Nel 2018 è stato registrato il numero più basso di esecuzioni di pena capitale da almeno un decennio a questa parte, con una diminuzione di quasi un terzo rispetto all’anno precedente. Lo rileva il rapporto globale sulla pena di morte pubblicato ieri da Amnesty International, in cui sono prese in esame le esecuzioni in tutto il mondo.
In totale 690 le persone giustiziate in 20 Paesi, contro le 993 del 2017. Si tratta di un calo del 31%. Anche il numero di condanne sta calando ma in maniera più esigua: si è passati da 2 591 a 2 531 condanne.
Secondo l’ong internazionale, la maggior parte elle esecuzioni ha avuto luogo, nell’ordine, in Cina, Iran, Arabia Saudita, Vietnam e Iraq. Ancora una volta, spiegano i relatori del report, il maggior numero di detenuti e’ stato messo a morte in Cina. È però impossibile ottenere cifre precise sull’applicazione della pena capitale nel Paese poiche’ i dati sono considerati segreto di stato. Pertanto, tiene a sottolineare Amnesty, la cifra di almeno 690 persone messe a morte in tutto il mondo non comprende le migliaia di esecuzioni che si ritiene probabilmente abbiano avuto luogo in Cina.
Escludendo la Cina, il 78% di tutte le esecuzioni registrate nel mondo hanno avuto luogo in soli quattro paesi: Iran, Arabia Saudita, Vietnam e Iraq. Tuttavia Iran e Iraq fanno registrare una netta riduzione delle esecuzioni.
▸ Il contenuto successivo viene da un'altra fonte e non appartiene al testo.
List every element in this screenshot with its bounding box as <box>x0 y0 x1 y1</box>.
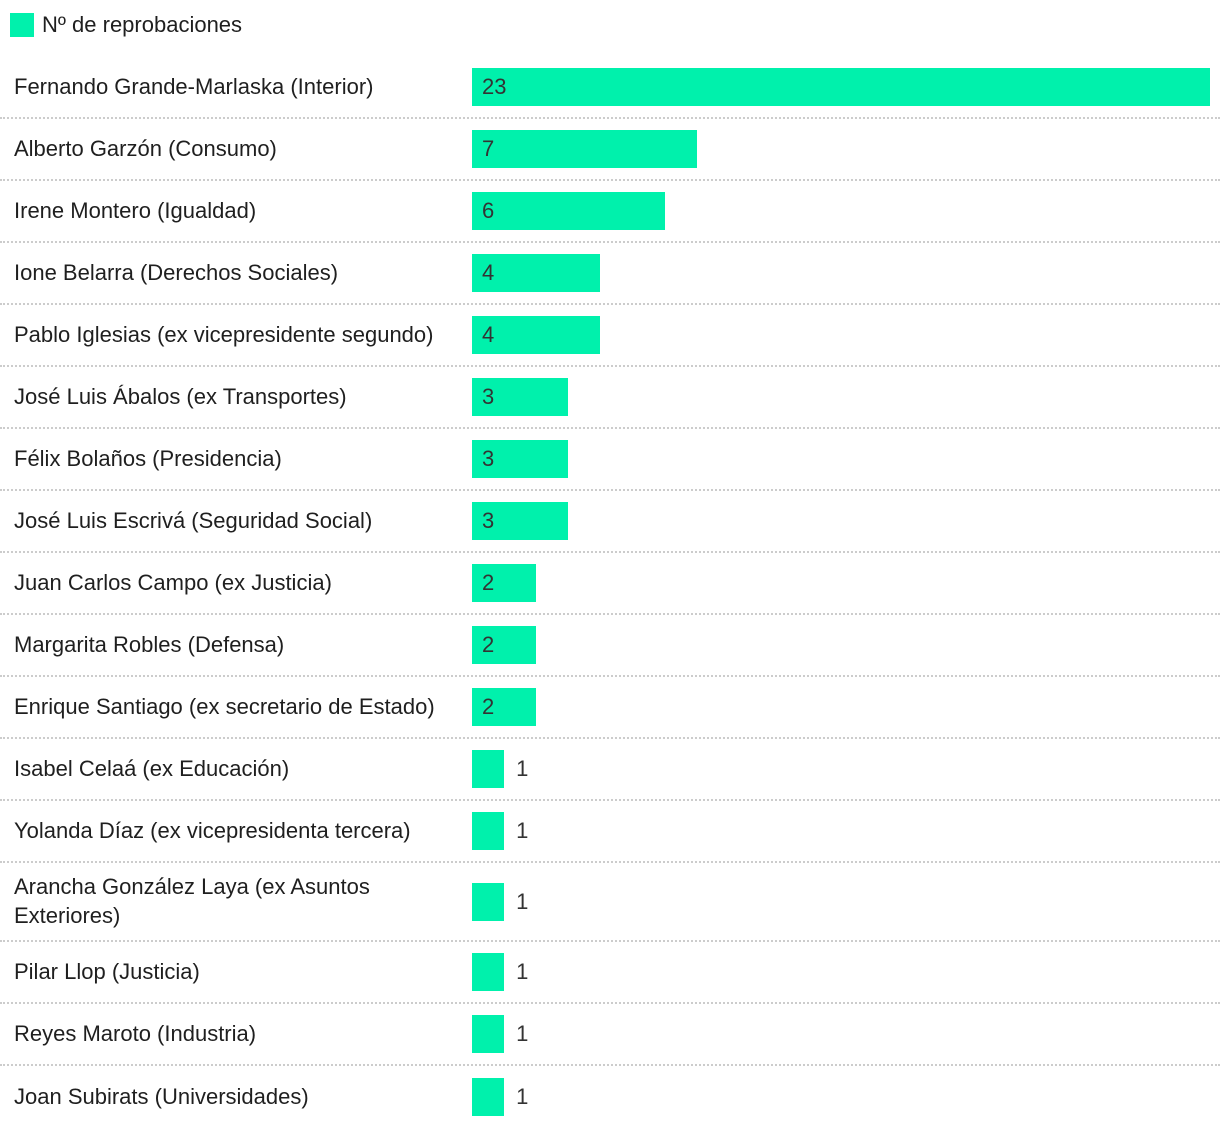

Da sottolineare che a dicembre, nel corso dell’Assemblea generale delle Nazioni Unite, 121 stati (un numero senza precedenti) hanno votato a favore di una moratoria globale sulla pena di morte, cui si sono opposti solo 35 stati.
In questo contesto globale positivo, l’Africa sta progredendo e la situazione sembra promettente. In generale nel continente la condanna alla pena capitale è ancora molto frequente, ma si esegue molto meno. Nel 2018, il 39% delle condanne a morte nel mondo sono avvenute in Africa, ma solo 67 sono state effettivamente eseguite in cinque paesi africani, meno del 10% del totale globale. Solo in Sud Sudan le esecuzioni sono aumentate (7 nel 2018), ma la Somalia resta il peggior boia con 13 casi.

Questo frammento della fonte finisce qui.